The European Union’s latest overhaul of derivatives regulation, EMIR 3, introduces a series of structural changes to the cleared OTC derivatives space. Although the widely discussed “active account” requirement will be covered separately, the current reforms already mark a significant shift for market participants, argues global law firm A&O Shearman in a recently published article on Mondaq.
Financial counterparties (FCs) must now carry out two separate calculations, uncleared and aggregate positions, to assess clearing obligations. Non-financial counterparties (NFCs) only need to assess uncleared positions, with certain group-level transactions excluded. These changes will take effect following the finalisation of related technical standards, likely no earlier than 2026.
Clearing members operating at both EU and non-EU CCPs face new reporting and disclosure obligations.
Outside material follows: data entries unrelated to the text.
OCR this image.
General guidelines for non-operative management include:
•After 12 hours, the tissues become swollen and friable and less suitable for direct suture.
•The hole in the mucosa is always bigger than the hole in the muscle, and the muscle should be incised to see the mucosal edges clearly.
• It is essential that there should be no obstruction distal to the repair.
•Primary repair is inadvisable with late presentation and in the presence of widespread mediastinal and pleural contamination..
These include notifying clients about EU clearing options and providing detailed breakdowns of fees and margin model scenarios. NFCs face tighter rules for becoming clearing members and are limited to offering client clearing only within their own group.
Expanded clearing exemptions
New exemptions apply to trades with non-EU pension schemes and certain post-trade risk reduction services. The cross-border intragroup exemption has also been revised. On the CCP side, procedures for product launches and margin model changes are streamlined, and CCPs must now assist clearing members in meeting enhanced transparency requirements.